Dal 2020, il Bonus Renzi è stato rinominato “trattamento integrativo” e aumentato da 80 a 100 euro mensili, per un totale di 1.200 euro all’anno. La Manovra 2025 conferma la sua presenza senza cambiamenti sostanziali rispetto all’anno precedente. Tuttavia, è il sistema fiscale a essere stato riformato, con la riduzione a tre aliquote Irpef e l’accorpamento delle prime due, elementi che hanno influenzato il calcolo del bonus.
Come si trova il bonus in busta paga
Il trattamento integrativo appare in busta paga come una voce separata. Oggi il bonus è erogato ai lavoratori con un reddito fino a 15.000 euro, ma solo se l’imposta lorda supera le detrazioni da lavoro dipendente. Per i redditi compresi tra 15.001 e 28.000 euro, è previsto un beneficio parziale, calcolato in base alla differenza tra detrazioni e imposta lorda. Le principali detrazioni utili per il calcolo includono:
- Mutui per l’acquisto della prima casa (fino al 31 dicembre 2022);
- Spese sanitarie;
- Spese per lavori di ristrutturazione;
- Mutui agrari;
- Familiari a carico.
Chi può beneficiare del bonus?
Nel 2025, il Bonus Renzi è riservato ai lavoratori dipendenti con reddito fino a 15.000 euro e a chi rientra nella no tax area.
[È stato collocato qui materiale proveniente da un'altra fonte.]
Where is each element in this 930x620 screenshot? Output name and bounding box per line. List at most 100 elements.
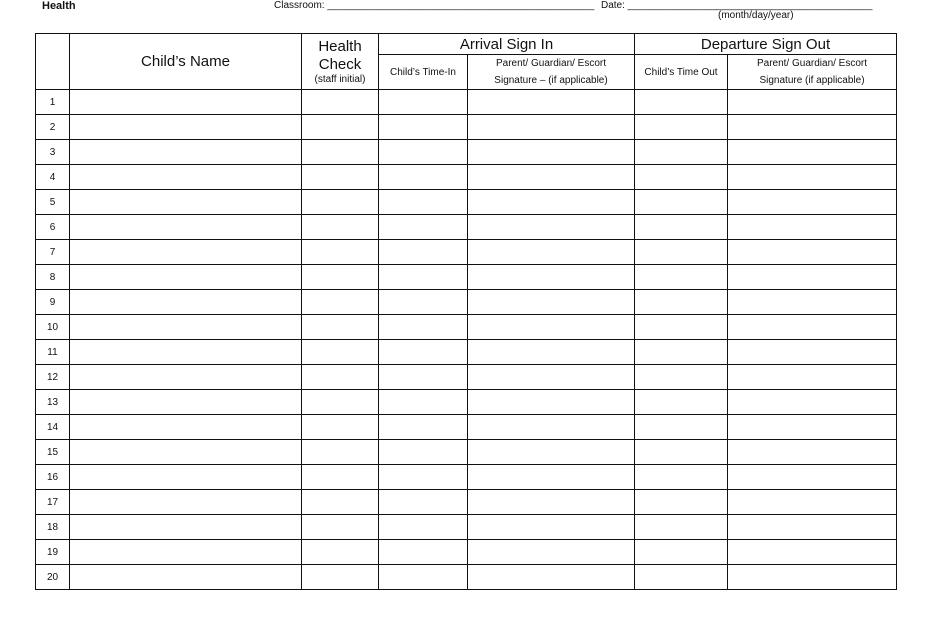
arrival-signature-cell[interactable]	[467, 189, 635, 215]
time-in-cell[interactable]	[378, 289, 468, 315]
health-check-cell[interactable]	[301, 264, 379, 290]
classroom-field[interactable]: Classroom: _____________________________…	[274, 0, 595, 11]
time-out-cell[interactable]	[634, 289, 728, 315]
time-out-cell[interactable]	[634, 414, 728, 440]
arrival-signature-cell[interactable]	[467, 564, 635, 590]
time-in-cell[interactable]	[378, 514, 468, 540]
date-field[interactable]: Date: __________________________________…	[601, 0, 873, 11]
time-out-cell[interactable]	[634, 114, 728, 140]
arrival-signature-cell[interactable]	[467, 214, 635, 240]
departure-signature-cell[interactable]	[727, 389, 897, 415]
child-name-cell[interactable]	[69, 489, 302, 515]
departure-signature-cell[interactable]	[727, 239, 897, 265]
time-out-cell[interactable]	[634, 364, 728, 390]
health-check-cell[interactable]	[301, 539, 379, 565]
time-in-cell[interactable]	[378, 389, 468, 415]
child-name-cell[interactable]	[69, 114, 302, 140]
departure-signature-cell[interactable]	[727, 214, 897, 240]
time-in-cell[interactable]	[378, 239, 468, 265]
time-in-cell[interactable]	[378, 314, 468, 340]
time-out-cell[interactable]	[634, 339, 728, 365]
health-check-cell[interactable]	[301, 514, 379, 540]
arrival-signature-cell[interactable]	[467, 539, 635, 565]
arrival-signature-cell[interactable]	[467, 364, 635, 390]
time-in-cell[interactable]	[378, 439, 468, 465]
time-in-cell[interactable]	[378, 489, 468, 515]
arrival-signature-cell[interactable]	[467, 414, 635, 440]
departure-signature-cell[interactable]	[727, 114, 897, 140]
departure-signature-cell[interactable]	[727, 489, 897, 515]
departure-signature-cell[interactable]	[727, 514, 897, 540]
time-out-cell[interactable]	[634, 214, 728, 240]
time-out-cell[interactable]	[634, 514, 728, 540]
arrival-signature-cell[interactable]	[467, 464, 635, 490]
time-in-cell[interactable]	[378, 264, 468, 290]
time-out-cell[interactable]	[634, 189, 728, 215]
child-name-cell[interactable]	[69, 339, 302, 365]
health-check-cell[interactable]	[301, 489, 379, 515]
departure-signature-cell[interactable]	[727, 189, 897, 215]
time-in-cell[interactable]	[378, 214, 468, 240]
departure-signature-cell[interactable]	[727, 564, 897, 590]
health-check-cell[interactable]	[301, 464, 379, 490]
departure-signature-cell[interactable]	[727, 414, 897, 440]
health-check-cell[interactable]	[301, 239, 379, 265]
time-in-cell[interactable]	[378, 464, 468, 490]
health-check-cell[interactable]	[301, 414, 379, 440]
time-out-cell[interactable]	[634, 564, 728, 590]
health-check-cell[interactable]	[301, 114, 379, 140]
child-name-cell[interactable]	[69, 264, 302, 290]
departure-signature-cell[interactable]	[727, 314, 897, 340]
health-check-cell[interactable]	[301, 389, 379, 415]
health-check-cell[interactable]	[301, 214, 379, 240]
time-out-cell[interactable]	[634, 539, 728, 565]
arrival-signature-cell[interactable]	[467, 139, 635, 165]
arrival-signature-cell[interactable]	[467, 339, 635, 365]
child-name-cell[interactable]	[69, 514, 302, 540]
time-out-cell[interactable]	[634, 314, 728, 340]
child-name-cell[interactable]	[69, 289, 302, 315]
arrival-signature-cell[interactable]	[467, 289, 635, 315]
time-in-cell[interactable]	[378, 114, 468, 140]
arrival-signature-cell[interactable]	[467, 314, 635, 340]
departure-signature-cell[interactable]	[727, 264, 897, 290]
child-name-cell[interactable]	[69, 364, 302, 390]
time-in-cell[interactable]	[378, 364, 468, 390]
time-out-cell[interactable]	[634, 439, 728, 465]
child-name-cell[interactable]	[69, 539, 302, 565]
time-out-cell[interactable]	[634, 489, 728, 515]
arrival-signature-cell[interactable]	[467, 514, 635, 540]
departure-signature-cell[interactable]	[727, 464, 897, 490]
departure-signature-cell[interactable]	[727, 364, 897, 390]
time-out-cell[interactable]	[634, 389, 728, 415]
departure-signature-cell[interactable]	[727, 89, 897, 115]
time-out-cell[interactable]	[634, 164, 728, 190]
departure-signature-cell[interactable]	[727, 139, 897, 165]
arrival-signature-cell[interactable]	[467, 239, 635, 265]
time-in-cell[interactable]	[378, 164, 468, 190]
child-name-cell[interactable]	[69, 439, 302, 465]
child-name-cell[interactable]	[69, 314, 302, 340]
health-check-cell[interactable]	[301, 339, 379, 365]
child-name-cell[interactable]	[69, 89, 302, 115]
child-name-cell[interactable]	[69, 239, 302, 265]
health-check-cell[interactable]	[301, 564, 379, 590]
health-check-cell[interactable]	[301, 139, 379, 165]
time-in-cell[interactable]	[378, 89, 468, 115]
time-in-cell[interactable]	[378, 189, 468, 215]
departure-signature-cell[interactable]	[727, 439, 897, 465]
health-check-cell[interactable]	[301, 439, 379, 465]
time-out-cell[interactable]	[634, 89, 728, 115]
health-check-cell[interactable]	[301, 314, 379, 340]
time-in-cell[interactable]	[378, 414, 468, 440]
time-in-cell[interactable]	[378, 539, 468, 565]
health-check-cell[interactable]	[301, 289, 379, 315]
child-name-cell[interactable]	[69, 389, 302, 415]
time-out-cell[interactable]	[634, 139, 728, 165]
health-check-cell[interactable]	[301, 164, 379, 190]
child-name-cell[interactable]	[69, 189, 302, 215]
arrival-signature-cell[interactable]	[467, 439, 635, 465]
arrival-signature-cell[interactable]	[467, 264, 635, 290]
departure-signature-cell[interactable]	[727, 539, 897, 565]
child-name-cell[interactable]	[69, 464, 302, 490]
Tuttavia, spetta anche a chi percepisce redditi assimilati al lavoro dipendente, inclusi:
- Soci lavoratori di cooperative;
- Lavoratori in cassa integrazione (ordinaria, straordinaria, in deroga, assegno ordinario e di solidarietà);
- Collaboratori con contratti Co.co.co;
- Stagisti e tirocinanti;
- Percettori di borse di studio o premi di studio;
- Lavoratori socialmente utili;
- Sacerdoti;
- Disoccupati con indennità Naspi, Dis-Coll o agricola;
- Lavoratrici in congedo di maternità e lavoratori in congedo di paternità.